May opened on Pemberley, Elizabeth’s first spring as mistress of the house, and she watched with delight the blossoming of the park. Primroses, campion, Canterbury bells spread over the meadows, and in the formal gardens near the house vivid blue delphinius, gay hollyhocks and foxgloves were starting to nod. The scent of the lavender rose up in her nostrils as Elizabeth wandered to hear heart’s delight, sometimes with a sister, sometimes happy to lean on the strong arm of her husband.
Although she was expecting her first child in the autumn, Lizzy felt well and strong, and seldom did she spend a full day indoors. The wedding-visits round the countryside had finally been concluded, but there were still comings and goings amongst her own family. The Gardiners had returned to London, taking Mary with them, and from there she would return to Longbourn, where Mrs. Bennet, accustomed to five daughters, could not entirely do without one. The Bingleys had been visiting Longbourn, and now returned north, bringing Kitty, and were now visiting Pemberley.

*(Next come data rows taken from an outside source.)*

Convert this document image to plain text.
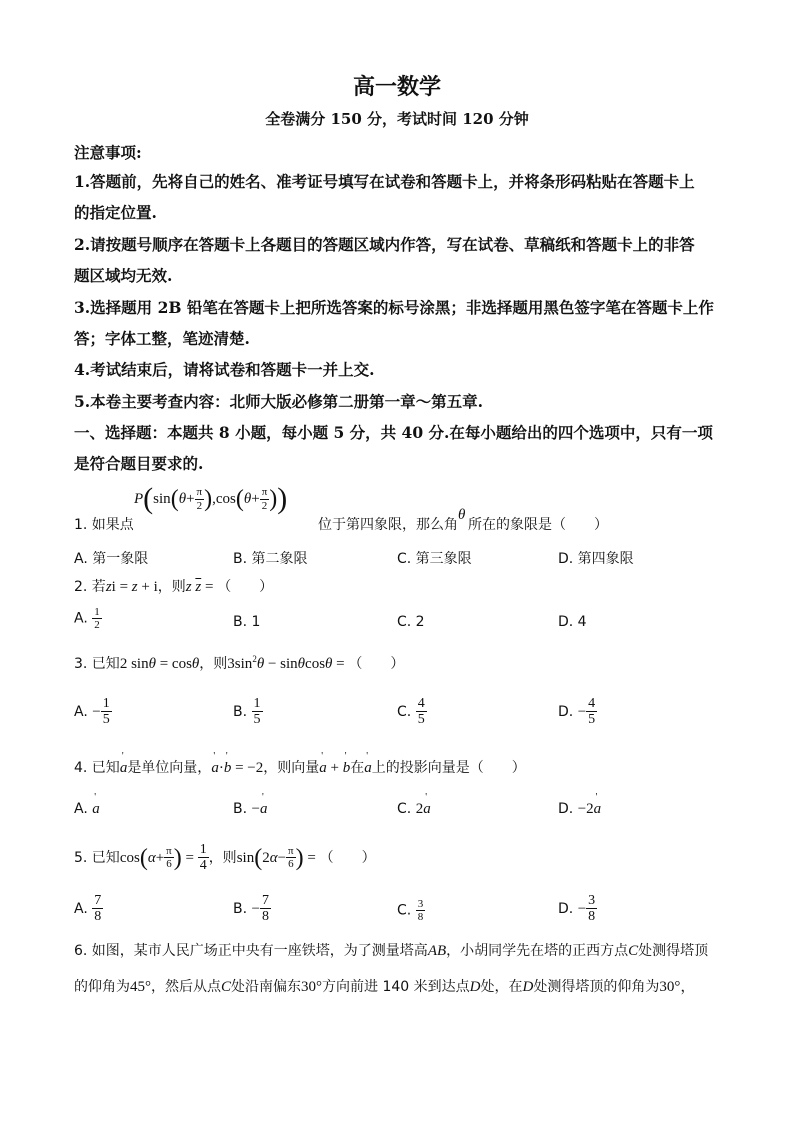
高一数学
全卷满分 150 分，考试时间 120 分钟
注意事项:
1.答题前，先将自己的姓名、准考证号填写在试卷和答题卡上，并将条形码粘贴在答题卡上
的指定位置.
2.请按题号顺序在答题卡上各题目的答题区域内作答，写在试卷、草稿纸和答题卡上的非答
题区域均无效.
3.选择题用 2B 铅笔在答题卡上把所选答案的标号涂黑；非选择题用黑色签字笔在答题卡上作
答；字体工整，笔迹清楚.
4.考试结束后，请将试卷和答题卡一并上交.
5.本卷主要考查内容：北师大版必修第二册第一章～第五章.
一、选择题：本题共 8 小题，每小题 5 分，共 40 分.在每小题给出的四个选项中，只有一项
是符合题目要求的.
1. 如果点
$P(\sin(\theta+ \frac{\pi}{2} ),\cos(\theta+ \frac{\pi}{2}$ ))
位于第四象限，那么角
θ
所在的象限是（　　）
A. 第一象限	B. 第二象限	C. 第三象限	D. 第四象限
2. 若zi = z + i，则z $\overline{z}$ = （　　）
A. $\frac{1}{2}$	B. 1	C. 2	D. 4
3. 已知2 sinθ = cosθ，则$3\sin^2\theta - \sin\theta\cos\theta$ = （　　）
A. − $\frac{1}{5}$	B. $\frac{1}{5}$	C. $\frac{4}{5}$	D. − $\frac{4}{5}$
4. 已知' a是单位向量，' a·' b = −2，则向量' a + ' b在' a上的投影向量是（　　）
A. ' a	B. −' a	C. 2' a	D. −2' a
5. 已知$\cos(\alpha+ \frac{\pi}{6}$ ) = $\frac{1}{4}$ ，则$\sin(2\alpha- \frac{\pi}{6}$ ) = （　　）
A. $\frac{7}{8}$	B. − $\frac{7}{8}$	C. $\frac{3}{8}$	D. − $\frac{3}{8}$
6. 如图，某市人民广场正中央有一座铁塔，为了测量塔高AB，小胡同学先在塔的正西方点C处测得塔顶
的仰角为45°，然后从点C处沿南偏东30°方向前进 140 米到达点D处，在D处测得塔顶的仰角为30°，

Nothing brought the two friends, Darcy and Bingley, out of the house more often than catching sight, from the long windows, of the three sisters, together with Darcy’s sister Georgiana, walking in the fields. Sometimes they would call for the pony-phaeton, but Elizabeth was still a great walker, and often did not choose to ride in a conveyance that would not hold the whole party.
On a May day that was almost too bright, with small white clouds scudding high overhead, the two gentlemen came upon the fair group at the edge of the blue water, fringed by daffodils.

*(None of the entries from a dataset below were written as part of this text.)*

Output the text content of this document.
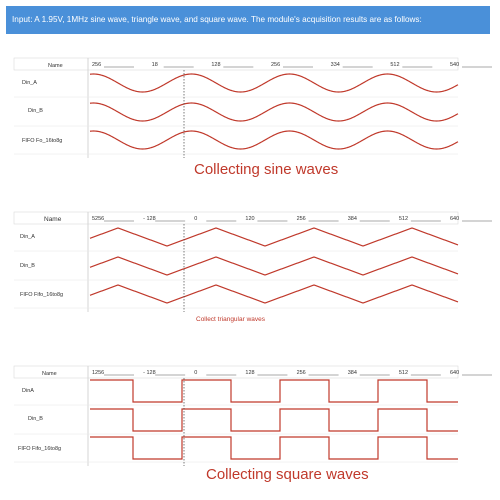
Input: A 1.95V, 1MHz sine wave, triangle wave, and square wave. The module's acquisition results are as follows:
Name	256	18	128	256	334	512	540
Din_A
Din_B
FIFO Fo_16to8g
Collecting sine waves
Name	5256	- 128	0	120	256	384	512	640
Din_A
Din_B
FIFO Fifo_16to8g
Collect triangular waves
Name	1256	- 128	0	128	256	384	512	640
DinA
Din_B
FIFO Fifo_16to8g
Collecting square waves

“This is pretty,” said Bingley, “you look like French maidens on a Sevres plate, sitting under the great elm.”
“Do you take us for the enemy?” Elizabeth asked archly. “I should have thought your Jane was the very image of the perfect English rose.”
“No, I think Bingley is right, in his artistic effusion,” said Darcy critically, “you all look very Frangonard.”
“I still do not know what you mean, comparing us to Frenchwomen. What do you say, Jane, is it praise or abuse?”
“Bingley never says anything but praise,” said Jane affectionately, “he quite spoils me.”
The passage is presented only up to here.